Nach der Wende standen die Harzer Schmalspurbahnen vor großen Herausforderungen. Es galt, die Bahn unter den neuen Bedingungen zu etablieren und die Brockenbahn wieder in Betrieb zu setzen. Matthias Wagener ging auf die lange Geschichte der Brockenbahn ein.

Bereits am 27. März 1899 konnte der Streckenteil Drei Annen Hohne – Schierke – Brocken eröffnet werden. Am 13. August 1961 wurde aufgrund des Mauerbaus der Reisezugverkehr zum Brocken jedoch jäh unterbrochen; ab Drei Annen Hohne wurde die Weiterfahrt nach Schierke nur mit Passierschein möglich, zwischen Schierke und Brocken gab es nur noch Güterverkehr.

Nach 1989 wurden alle Schmalspurbahnen von der Deutschen Reichsbahn abgestoßen und sollten privatisiert werden. Die Interessengemeinschaft HSB sammelte binnen kurzer Zeit 55.000 Unterschriften für den Erhalt des gesamten Streckennetzes der Harzer Schmalspurbahnen.

Nachdem sich bereits ein privater Investor gefunden hatte, drängte die Zeit. So gab es unter Leitung von Landrat Dr. Uwe Heuck und Oberkreisdirektor Dr. Michael Ermrich durch den Kreistag Wernigerode einen Grundsatzbeschluss zum Erhalt der HSB in kommunaler Hand. Am 13.03.1991 errichteten die damaligen Landkreise Wernigerode, Nordhausen und Quedlinburg sowie die an der Strecke liegenden Kommunen, die Gemeinde Tanne, die Stadt Quedlinburg und die Kurbetriebsgesellschaft Braunlage eine „kommunale Gründungsgesellschaft zur Erhaltung der Harzer Schmalspurbahnen“ bürgerlichen Rechts. Sanierungskonzepte wurden entworfen und wirtschaftliche Voraussetzungen geschaffen. Am 12.06.1991 traf der Fördermittelbescheid (nur glatte 4 Seiten) mit einer Förderhöhe 19 Millionen Euro vom Bundesverkehrsministerium ein. 2 Millionen wurden durch die Gesellschafter hinzu gegeben. Am 17. Juni erfolgte der Spatenstich.

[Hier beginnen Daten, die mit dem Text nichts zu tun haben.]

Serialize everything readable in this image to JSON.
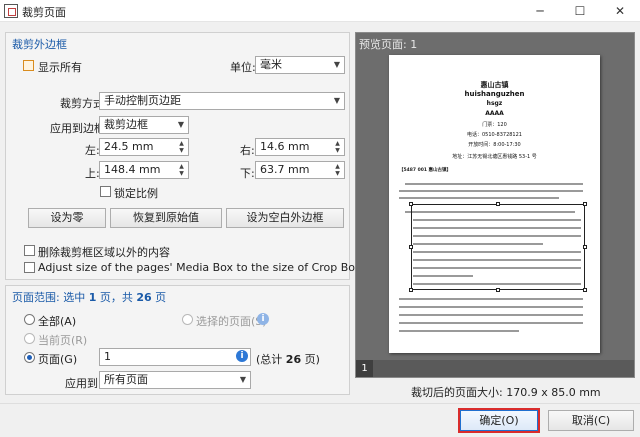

Bereits am 15.09.1991 sollte die Brockenbahn wieder den Betrieb aufnehmen. Dieses Datum wurde zum wichtigsten Tag in der Geschichte der HSB. Zwei voll besetzte Dampfzüge nahmen unter dem Jubel tausender Anwohner und Gäste die Fahrt zum Brocken wieder auf.

Aus der kommunalen Gründungsgesellschaft wird am 19.11.1991 die Harzer Schmalspurbahnen GmbH (HSB) gebildet. Am 01.07.1992 erfolgt die Wiederaufnahme des fahrplanmäßigen Zugverkehrs.

Matthias Wagener blickt in die Zukunft: „Es muss gelingen den Bestand der HSB über das Jahr 2030 hinaus zu sichern. Die Gäste sollen sich wohl fühlen. Besondere Sorgen bereiten uns beispielsweise die Untersuchung und Wartung der Dampflokomotiven alle 8 Jahre. Dies kostet die HSB jedes Mal 800.000,- Euro pro Lok.

Die Harzer Jodelmeisterin Marina Hein mit Katharina Deutsch und Ingrid Hein sorgte für die musikalische Umrahmung am 3. Oktober, ebenso die Blaskapelle des Harzklub-Zweigvereins Hannover, die seit 1990 die Brocken-Veranstaltung begleitet.